Look at the material you have collected so far. Where you start to search will be governed by the information you have already accumulated and how far back that information extends.
The principal sources of information available concerning Scottish ancestry and where to find them are explained on the next few pages, beginning with Statutory Records.
Statutory Records of Births, Marriages and Deaths
Most people will begin searching here. Compulsory civil registration of births, marriages and deaths began in Scotland on 1 January 1855. Before this date, responsibility for maintaining registers fell to the Established Church.

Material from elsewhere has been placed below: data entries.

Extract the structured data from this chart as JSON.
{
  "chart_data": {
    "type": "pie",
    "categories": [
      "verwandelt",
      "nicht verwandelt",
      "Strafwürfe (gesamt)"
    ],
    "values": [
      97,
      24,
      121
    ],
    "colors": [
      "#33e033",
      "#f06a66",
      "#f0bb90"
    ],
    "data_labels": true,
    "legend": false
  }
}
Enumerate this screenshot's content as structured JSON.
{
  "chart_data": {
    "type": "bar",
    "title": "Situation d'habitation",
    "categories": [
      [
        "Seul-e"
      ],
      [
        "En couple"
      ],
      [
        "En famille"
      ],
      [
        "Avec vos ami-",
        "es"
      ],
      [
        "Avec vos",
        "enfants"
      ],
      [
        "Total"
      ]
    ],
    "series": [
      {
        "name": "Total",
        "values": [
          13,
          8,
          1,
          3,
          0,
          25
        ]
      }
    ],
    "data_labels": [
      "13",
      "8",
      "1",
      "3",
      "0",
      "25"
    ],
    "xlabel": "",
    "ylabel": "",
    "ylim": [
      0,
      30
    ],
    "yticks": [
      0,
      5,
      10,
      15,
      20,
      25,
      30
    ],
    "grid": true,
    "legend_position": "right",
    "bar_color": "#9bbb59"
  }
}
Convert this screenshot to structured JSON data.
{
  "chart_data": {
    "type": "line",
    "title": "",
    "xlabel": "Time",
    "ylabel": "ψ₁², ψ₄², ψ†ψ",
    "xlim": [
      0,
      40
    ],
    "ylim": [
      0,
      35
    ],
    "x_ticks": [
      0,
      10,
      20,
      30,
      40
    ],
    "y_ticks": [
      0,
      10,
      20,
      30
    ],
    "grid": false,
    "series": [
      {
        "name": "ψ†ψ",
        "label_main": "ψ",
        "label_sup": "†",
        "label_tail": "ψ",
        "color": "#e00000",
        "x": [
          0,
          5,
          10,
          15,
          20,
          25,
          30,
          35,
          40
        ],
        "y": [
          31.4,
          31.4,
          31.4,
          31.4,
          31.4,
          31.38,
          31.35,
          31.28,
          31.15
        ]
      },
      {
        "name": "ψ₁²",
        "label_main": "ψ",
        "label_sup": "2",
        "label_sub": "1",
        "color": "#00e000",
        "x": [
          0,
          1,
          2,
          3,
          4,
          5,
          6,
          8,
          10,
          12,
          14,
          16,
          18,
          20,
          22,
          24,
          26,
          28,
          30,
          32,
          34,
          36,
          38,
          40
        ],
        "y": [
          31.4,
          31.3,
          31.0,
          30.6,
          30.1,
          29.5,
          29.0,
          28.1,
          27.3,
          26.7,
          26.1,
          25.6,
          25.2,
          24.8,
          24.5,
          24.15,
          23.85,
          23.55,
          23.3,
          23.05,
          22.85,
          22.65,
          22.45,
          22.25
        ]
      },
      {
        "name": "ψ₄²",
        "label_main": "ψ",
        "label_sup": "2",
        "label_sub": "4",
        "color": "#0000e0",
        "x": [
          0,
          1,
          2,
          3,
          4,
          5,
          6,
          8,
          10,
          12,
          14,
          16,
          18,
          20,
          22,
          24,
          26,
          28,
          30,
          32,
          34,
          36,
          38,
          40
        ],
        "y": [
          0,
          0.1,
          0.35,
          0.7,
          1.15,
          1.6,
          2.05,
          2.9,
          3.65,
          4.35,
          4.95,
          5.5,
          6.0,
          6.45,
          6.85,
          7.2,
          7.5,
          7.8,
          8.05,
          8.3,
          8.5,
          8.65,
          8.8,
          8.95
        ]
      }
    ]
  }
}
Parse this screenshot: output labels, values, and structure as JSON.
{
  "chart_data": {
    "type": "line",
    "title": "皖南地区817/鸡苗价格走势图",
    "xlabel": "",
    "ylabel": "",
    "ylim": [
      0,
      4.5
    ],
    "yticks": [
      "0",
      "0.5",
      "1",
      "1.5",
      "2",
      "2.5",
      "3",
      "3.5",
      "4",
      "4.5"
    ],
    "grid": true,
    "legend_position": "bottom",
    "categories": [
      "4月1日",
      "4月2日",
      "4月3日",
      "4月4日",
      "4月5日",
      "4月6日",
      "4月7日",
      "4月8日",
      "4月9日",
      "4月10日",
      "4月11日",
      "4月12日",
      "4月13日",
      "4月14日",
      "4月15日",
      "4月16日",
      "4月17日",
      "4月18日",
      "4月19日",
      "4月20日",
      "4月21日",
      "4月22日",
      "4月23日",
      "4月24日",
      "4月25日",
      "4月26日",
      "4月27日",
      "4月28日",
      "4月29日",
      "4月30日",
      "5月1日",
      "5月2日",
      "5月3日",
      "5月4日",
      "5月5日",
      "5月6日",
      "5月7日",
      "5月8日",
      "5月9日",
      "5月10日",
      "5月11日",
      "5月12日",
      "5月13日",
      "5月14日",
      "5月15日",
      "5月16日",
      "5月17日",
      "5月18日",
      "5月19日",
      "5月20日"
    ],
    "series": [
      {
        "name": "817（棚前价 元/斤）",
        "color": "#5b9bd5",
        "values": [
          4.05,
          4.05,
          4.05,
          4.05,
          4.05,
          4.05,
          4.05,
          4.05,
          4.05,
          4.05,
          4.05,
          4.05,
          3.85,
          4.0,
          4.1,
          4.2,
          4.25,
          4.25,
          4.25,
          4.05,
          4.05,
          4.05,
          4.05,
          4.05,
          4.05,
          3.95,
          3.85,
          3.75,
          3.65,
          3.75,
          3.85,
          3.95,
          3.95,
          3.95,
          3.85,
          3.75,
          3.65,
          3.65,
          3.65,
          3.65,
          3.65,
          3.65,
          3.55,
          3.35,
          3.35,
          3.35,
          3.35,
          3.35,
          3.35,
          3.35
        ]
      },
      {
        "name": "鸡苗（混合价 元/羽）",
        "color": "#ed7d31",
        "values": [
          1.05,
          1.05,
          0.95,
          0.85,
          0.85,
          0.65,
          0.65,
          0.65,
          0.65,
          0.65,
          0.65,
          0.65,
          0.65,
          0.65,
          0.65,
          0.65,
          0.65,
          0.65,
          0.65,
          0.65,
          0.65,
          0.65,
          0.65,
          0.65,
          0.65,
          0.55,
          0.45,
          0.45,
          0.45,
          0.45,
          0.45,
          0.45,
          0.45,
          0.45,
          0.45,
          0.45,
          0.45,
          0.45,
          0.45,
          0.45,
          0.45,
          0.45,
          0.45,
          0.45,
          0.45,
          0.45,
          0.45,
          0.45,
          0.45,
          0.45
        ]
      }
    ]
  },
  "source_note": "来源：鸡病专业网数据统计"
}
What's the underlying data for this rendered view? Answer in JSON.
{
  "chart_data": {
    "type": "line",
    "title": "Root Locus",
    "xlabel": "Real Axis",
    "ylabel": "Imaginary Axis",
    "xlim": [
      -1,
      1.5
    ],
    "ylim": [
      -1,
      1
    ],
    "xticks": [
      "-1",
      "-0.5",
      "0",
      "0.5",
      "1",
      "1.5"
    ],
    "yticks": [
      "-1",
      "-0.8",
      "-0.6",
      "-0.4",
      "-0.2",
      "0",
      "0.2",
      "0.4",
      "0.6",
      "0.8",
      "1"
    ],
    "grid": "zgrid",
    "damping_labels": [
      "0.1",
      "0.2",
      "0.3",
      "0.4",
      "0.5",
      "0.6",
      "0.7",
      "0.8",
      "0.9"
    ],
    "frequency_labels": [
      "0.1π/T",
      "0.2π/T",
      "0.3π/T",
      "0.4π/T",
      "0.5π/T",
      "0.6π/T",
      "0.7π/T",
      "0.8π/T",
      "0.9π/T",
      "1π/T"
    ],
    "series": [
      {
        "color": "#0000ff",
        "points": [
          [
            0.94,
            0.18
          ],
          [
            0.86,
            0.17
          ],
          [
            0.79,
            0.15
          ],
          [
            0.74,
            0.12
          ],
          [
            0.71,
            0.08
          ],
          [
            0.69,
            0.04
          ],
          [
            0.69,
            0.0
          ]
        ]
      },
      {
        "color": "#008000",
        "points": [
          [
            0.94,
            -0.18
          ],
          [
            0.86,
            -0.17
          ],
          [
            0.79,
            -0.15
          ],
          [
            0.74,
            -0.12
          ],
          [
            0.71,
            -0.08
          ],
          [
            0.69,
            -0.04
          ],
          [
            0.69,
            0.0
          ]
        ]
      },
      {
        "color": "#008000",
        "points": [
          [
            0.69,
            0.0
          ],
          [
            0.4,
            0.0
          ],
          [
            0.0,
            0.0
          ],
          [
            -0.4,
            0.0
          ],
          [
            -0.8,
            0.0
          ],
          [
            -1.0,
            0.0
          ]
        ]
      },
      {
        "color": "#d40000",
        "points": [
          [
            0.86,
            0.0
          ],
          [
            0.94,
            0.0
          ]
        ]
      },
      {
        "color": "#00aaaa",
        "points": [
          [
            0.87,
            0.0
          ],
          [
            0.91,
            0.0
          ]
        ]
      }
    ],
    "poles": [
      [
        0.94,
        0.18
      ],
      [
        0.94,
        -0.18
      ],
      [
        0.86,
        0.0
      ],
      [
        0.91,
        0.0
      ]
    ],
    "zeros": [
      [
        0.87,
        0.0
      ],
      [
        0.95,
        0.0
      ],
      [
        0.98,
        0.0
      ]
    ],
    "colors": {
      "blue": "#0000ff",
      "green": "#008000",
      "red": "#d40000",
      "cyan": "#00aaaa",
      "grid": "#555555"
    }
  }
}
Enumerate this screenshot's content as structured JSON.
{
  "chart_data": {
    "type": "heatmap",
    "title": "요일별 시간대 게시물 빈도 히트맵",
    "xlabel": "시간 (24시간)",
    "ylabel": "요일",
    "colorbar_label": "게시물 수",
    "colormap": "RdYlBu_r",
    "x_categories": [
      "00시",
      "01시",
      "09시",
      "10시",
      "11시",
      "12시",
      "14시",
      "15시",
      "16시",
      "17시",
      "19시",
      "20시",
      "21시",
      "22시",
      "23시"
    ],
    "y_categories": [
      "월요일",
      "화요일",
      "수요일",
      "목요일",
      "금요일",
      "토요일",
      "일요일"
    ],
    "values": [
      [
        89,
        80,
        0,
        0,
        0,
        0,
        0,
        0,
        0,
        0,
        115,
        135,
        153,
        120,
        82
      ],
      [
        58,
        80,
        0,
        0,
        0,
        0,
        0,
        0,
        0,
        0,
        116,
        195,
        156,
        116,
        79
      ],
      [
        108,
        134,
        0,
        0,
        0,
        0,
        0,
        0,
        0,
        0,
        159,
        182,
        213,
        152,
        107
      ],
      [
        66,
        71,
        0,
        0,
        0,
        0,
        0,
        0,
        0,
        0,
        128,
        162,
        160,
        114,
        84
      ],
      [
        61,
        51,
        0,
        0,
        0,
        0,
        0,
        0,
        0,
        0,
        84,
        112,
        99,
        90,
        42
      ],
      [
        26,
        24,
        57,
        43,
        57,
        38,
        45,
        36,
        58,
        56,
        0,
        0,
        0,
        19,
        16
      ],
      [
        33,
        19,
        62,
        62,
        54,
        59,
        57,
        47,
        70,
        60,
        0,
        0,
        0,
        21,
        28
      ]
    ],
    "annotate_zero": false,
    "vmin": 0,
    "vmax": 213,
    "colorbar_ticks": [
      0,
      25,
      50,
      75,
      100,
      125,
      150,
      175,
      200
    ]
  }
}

1855 certificates were very detailed but that detail proved difficult to sustain and the amount of information required for registration of a birth, marriage or death was reduced. However, Scottish certificates are still more detailed than their English counterparts. For example, besides the names of both parents, birth certificates, in 1855 and from 1861, include the date and place of the parents' marriage, allowing you to find the marriage certificate more quickly. Marriage certificates show the names of both parents, including the maiden surname of the mother, and death certificates record the names of the parents of the deceased.
Work backwards through successive generations using the information found on each certificate.
National Records of Scotland, HM New Register House, Edinburgh
- houses births, marriages and deaths for the whole of Scotland. See NRS for more information. Indexes of Scottish births (1855-2009), marriages (1855-2009) and deaths (1855-2009) and images of births (1855-1911), marriages (1855-1936) and deaths (1855-1961) can be viewed here on the ScotlandsPeople website.
- hold local area records and may have computerised access to indexes and images for whole of Scotland.